The other day I was watching TV and saw a commercial for a nation wide real estate company. They were showing search results of properties on a mobile phone. It wasn’t simple text but had nice images of the properties in a nice format. I wanted to research the status of this technology today. What technologies do we have today to deliver content to mobile devices? I’m going to discuss the Flash Lite plug-in by Adobe since I am a Flash/Flex developer. There are other technologies that developers use like Java’s JME technology which I won’t discuss here since Flash is a very comparable format. Flash Lite is an optimized version of the Flash Player for mobile devices and has shipped on more than one billion devices worldwide. As of 2008, 40% of all new mobile devices shipped with Flash Lite. That number will increase dramatically – which I will discuss shortly.
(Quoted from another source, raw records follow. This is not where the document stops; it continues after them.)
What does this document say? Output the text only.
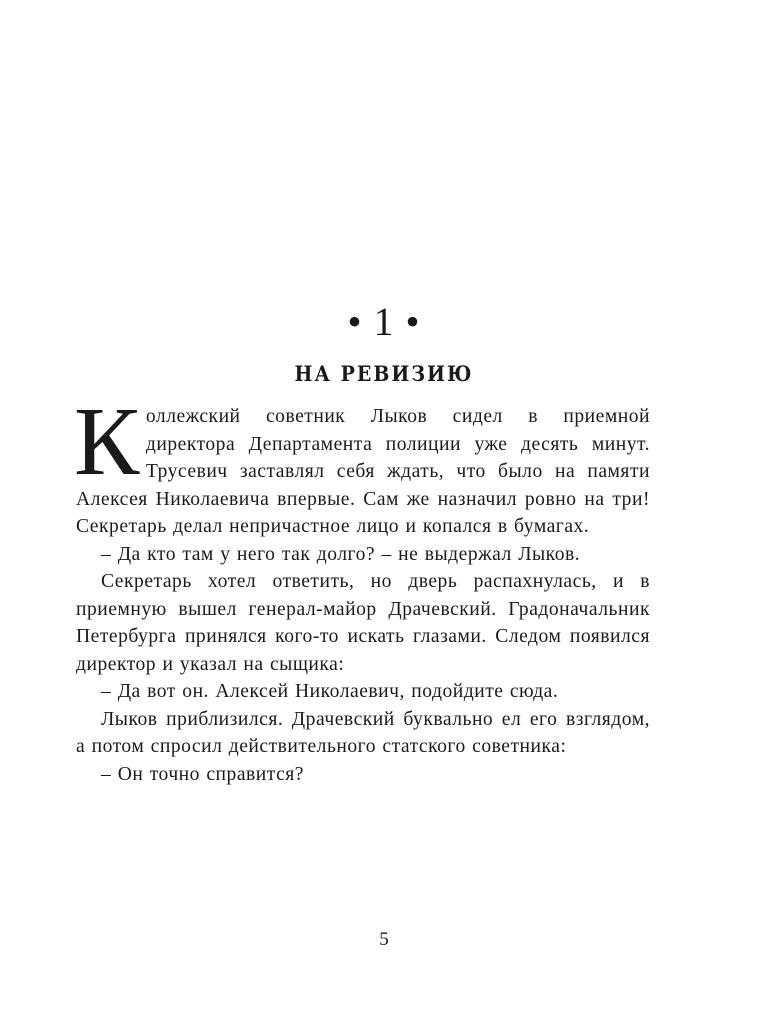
• 1 •
НА РЕВИЗИЮ

Коллежский советник Лыков сидел в приемной директора Департамента полиции уже десять минут. Трусевич заставлял себя ждать, что было на памяти Алексея Николаевича впервые. Сам же назначил ровно на три! Секретарь делал непричастное лицо и копался в бумагах.

– Да кто там у него так долго? – не выдержал Лыков.

Секретарь хотел ответить, но дверь распахнулась, и в приемную вышел генерал-майор Драчевский. Градоначальник Петербурга принялся кого-то искать глазами. Следом появился директор и указал на сыщика:

– Да вот он. Алексей Николаевич, подойдите сюда.

Лыков приблизился. Драчевский буквально ел его взглядом, а потом спросил действительного статского советника:

– Он точно справится?

5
Mobile devices is a very large growing market. They basically become a “Third Screen” to most users today and many companies are developing sites to cater to this audience. Mobile devices are not just for phone calls anymore. They are everywhere, many people have more than one and more people are getting them. Texting is the most common use (if you have teenagers you know this already), but it is becoming more of a peer-peer content sharing device, infotainment, and is also becoming the jukebox, radio, TV and gaming device. Now that network speeds are increasing, we are using our mobile devices for current news, stocks, scores, weather and email.
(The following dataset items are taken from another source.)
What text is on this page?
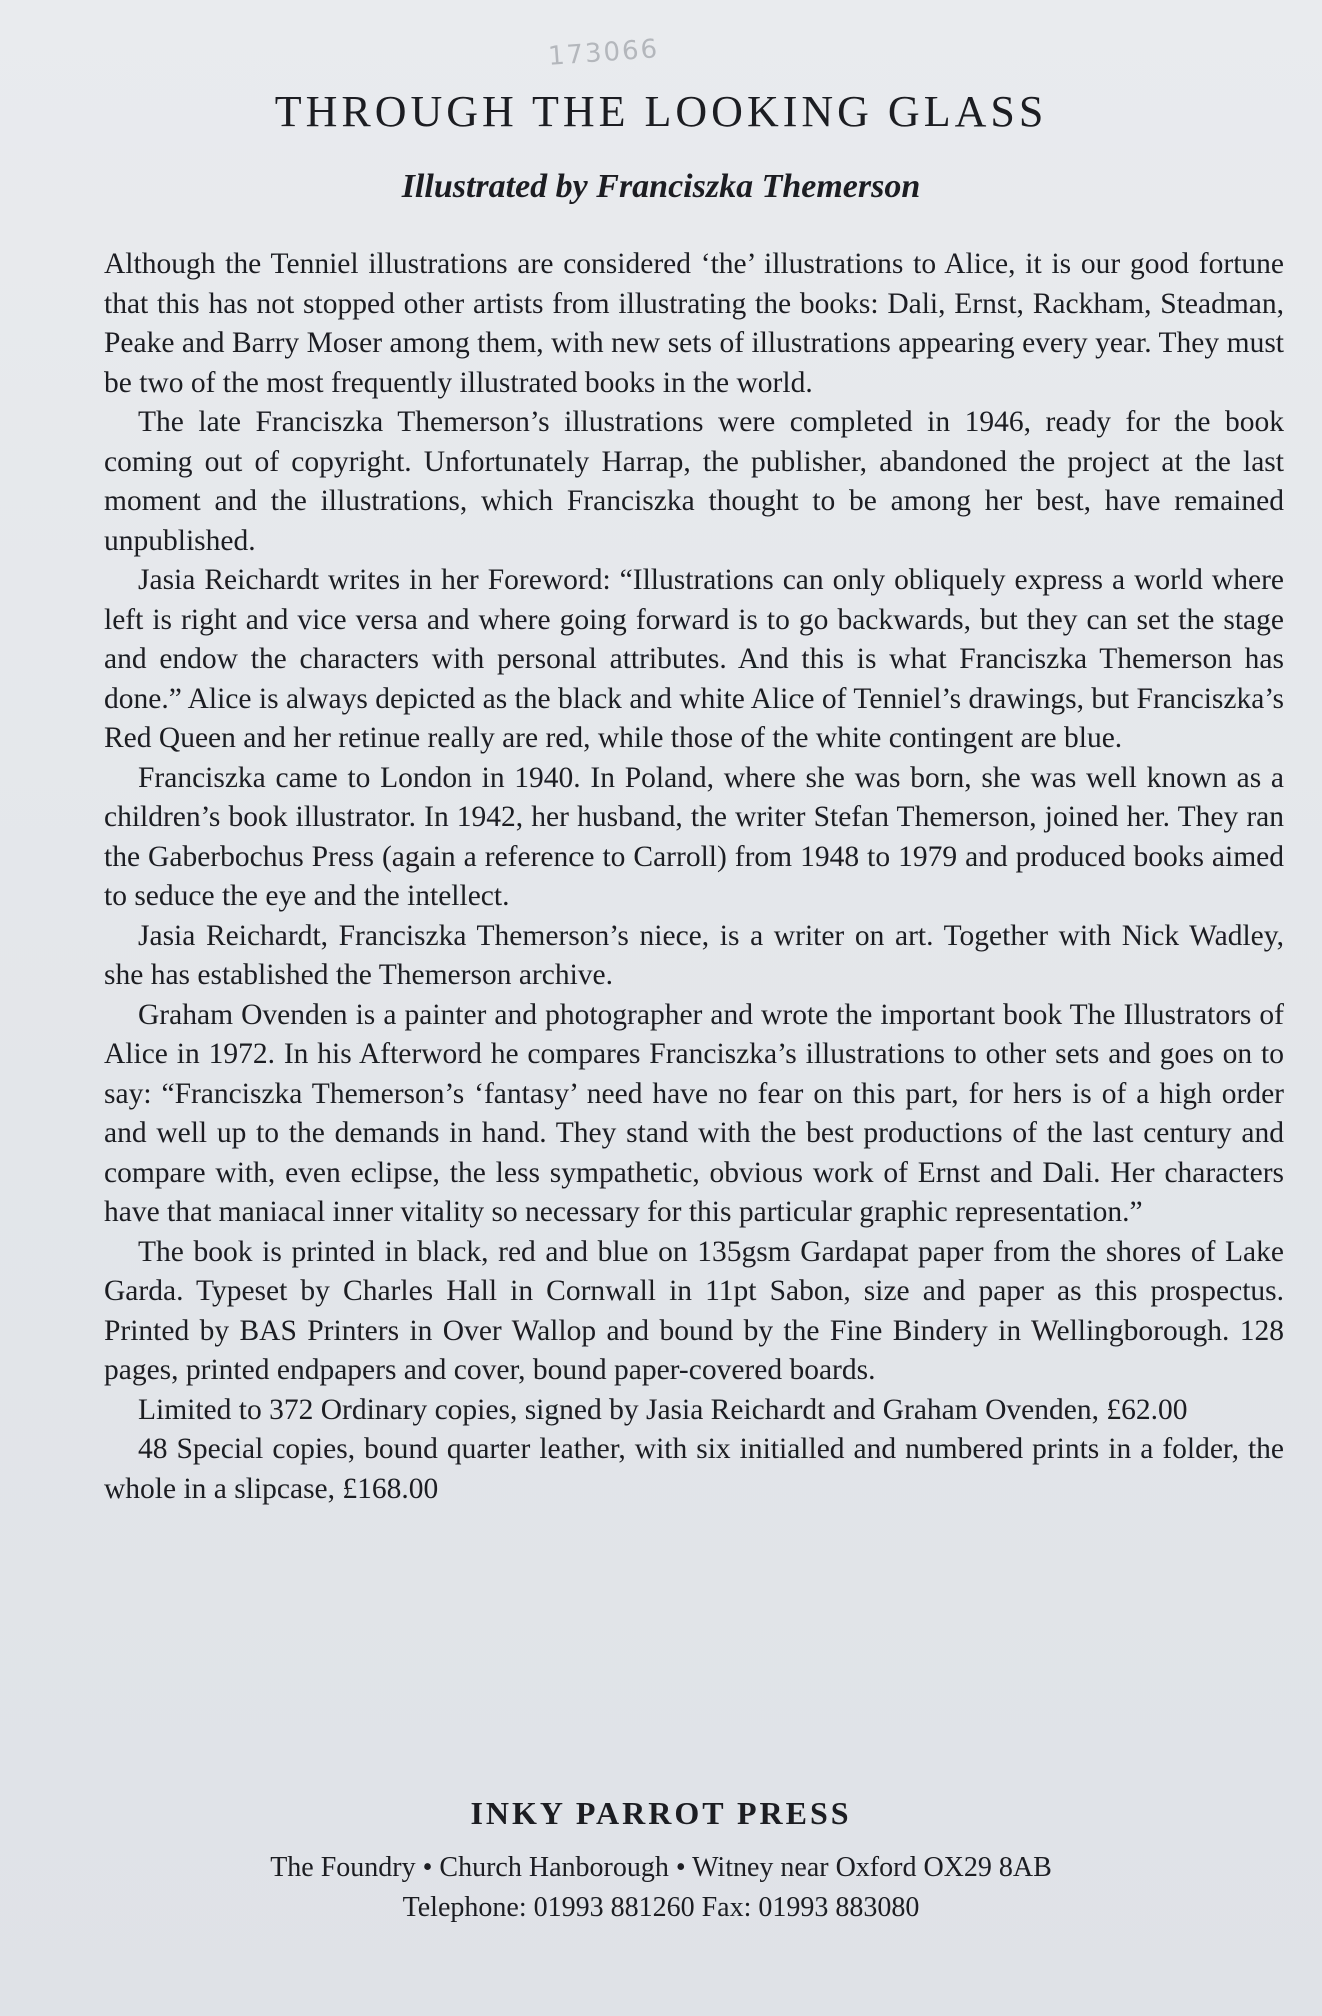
173066
THROUGH THE LOOKING GLASS
Illustrated by Franciszka Themerson

Although the Tenniel illustrations are considered ‘the’ illustrations to Alice, it is our good fortune that this has not stopped other artists from illustrating the books: Dali, Ernst, Rackham, Steadman, Peake and Barry Moser among them, with new sets of illustrations appearing every year. They must be two of the most frequently illustrated books in the world.

The late Franciszka Themerson’s illustrations were completed in 1946, ready for the book coming out of copyright. Unfortunately Harrap, the publisher, abandoned the project at the last moment and the illustrations, which Franciszka thought to be among her best, have remained unpublished.

Jasia Reichardt writes in her Foreword: “Illustrations can only obliquely express a world where left is right and vice versa and where going forward is to go backwards, but they can set the stage and endow the characters with personal attributes. And this is what Franciszka Themerson has done.” Alice is always depicted as the black and white Alice of Tenniel’s drawings, but Franciszka’s Red Queen and her retinue really are red, while those of the white contingent are blue.

Franciszka came to London in 1940. In Poland, where she was born, she was well known as a children’s book illustrator. In 1942, her husband, the writer Stefan Themerson, joined her. They ran the Gaberbochus Press (again a reference to Carroll) from 1948 to 1979 and produced books aimed to seduce the eye and the intellect.

Jasia Reichardt, Franciszka Themerson’s niece, is a writer on art. Together with Nick Wadley, she has established the Themerson archive.

Graham Ovenden is a painter and photographer and wrote the important book The Illustrators of Alice in 1972. In his Afterword he compares Franciszka’s illustrations to other sets and goes on to say: “Franciszka Themerson’s ‘fantasy’ need have no fear on this part, for hers is of a high order and well up to the demands in hand. They stand with the best productions of the last century and compare with, even eclipse, the less sympathetic, obvious work of Ernst and Dali. Her characters have that maniacal inner vitality so necessary for this particular graphic representation.”

The book is printed in black, red and blue on 135gsm Gardapat paper from the shores of Lake Garda. Typeset by Charles Hall in Cornwall in 11pt Sabon, size and paper as this prospectus. Printed by BAS Printers in Over Wallop and bound by the Fine Bindery in Wellingborough. 128 pages, printed endpapers and cover, bound paper-covered boards.

Limited to 372 Ordinary copies, signed by Jasia Reichardt and Graham Ovenden, £62.00

48 Special copies, bound quarter leather, with six initialled and numbered prints in a folder, the whole in a slipcase, £168.00

INKY PARROT PRESS
The Foundry • Church Hanborough • Witney near Oxford OX29 8AB
Telephone: 01993 881260 Fax: 01993 883080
The downside to this technology is there is little standardization. It’s comparable to the standardization to the personal computer of 10 years ago. It’s a consistently evolving platform. The mobile device has limited horsepower – the CPU is comparable to early personal computers and has limited memory. They have small screens, limited size, colors and limited content. Mobile devices have been a somewhat closed system or some have called a “Walled Garden”. The carrier is basically the gate keeper but other parties are now getting involved like device manufactures. We are seeing the carrier’s concern over the network stability, security and the possibility of a negative experience of an end user and what it can do to their brand has motivated the stock holders to look for some sort of standardization.
So how do we get around this “Walled Garden”? There is new technique emerging called “Side Loading” which is basically a way to download and transfer content to a mobile device. That leads us to the Flash Lite player. Now you can develop in one program and deliver to many platforms. It has rich multimedia features, and a great development language. It has a small footprint – player size is small (below 1 MB) and the memory usage is small as well.
This is the current tool set we have to get your website onto a portable device but we are beginning to see an exciting direction for the Flash Lite player. Adobe is calling this project “Open Screen Project“. Adobe stated “We are seeing basically three undeniable market trends. First we are seeing an explosion in Internet content, applications, and video. This isn’t just for personal computers but there is also a demand for mobile devices as well as television. The increased growth in number of devices and these companies are now embracing a more open model to deliver this information. The major request is the demand for a seamless experience across multiple devices. Adobe is working with various partners to deliver a consistent running environment for all these devices using the Flash player and Adobe Air applications. The key players like device manufactures, carriers, chip set vendors and the content providers are all on board. Adobe is working with Intel to deliver an optimized Flash player on Intel processors to enable web content on TV and portable devices. Adobe is also working closely with ARM to optimize the Flash player and Adobe Air for ARM powered devices. QUALCOMM released their BREW Mobile Platform SDK that integrates Flash.”
We will begin to see better standardization on all mobile devices and it appears that Adobe’s Flash Lite will lead the way.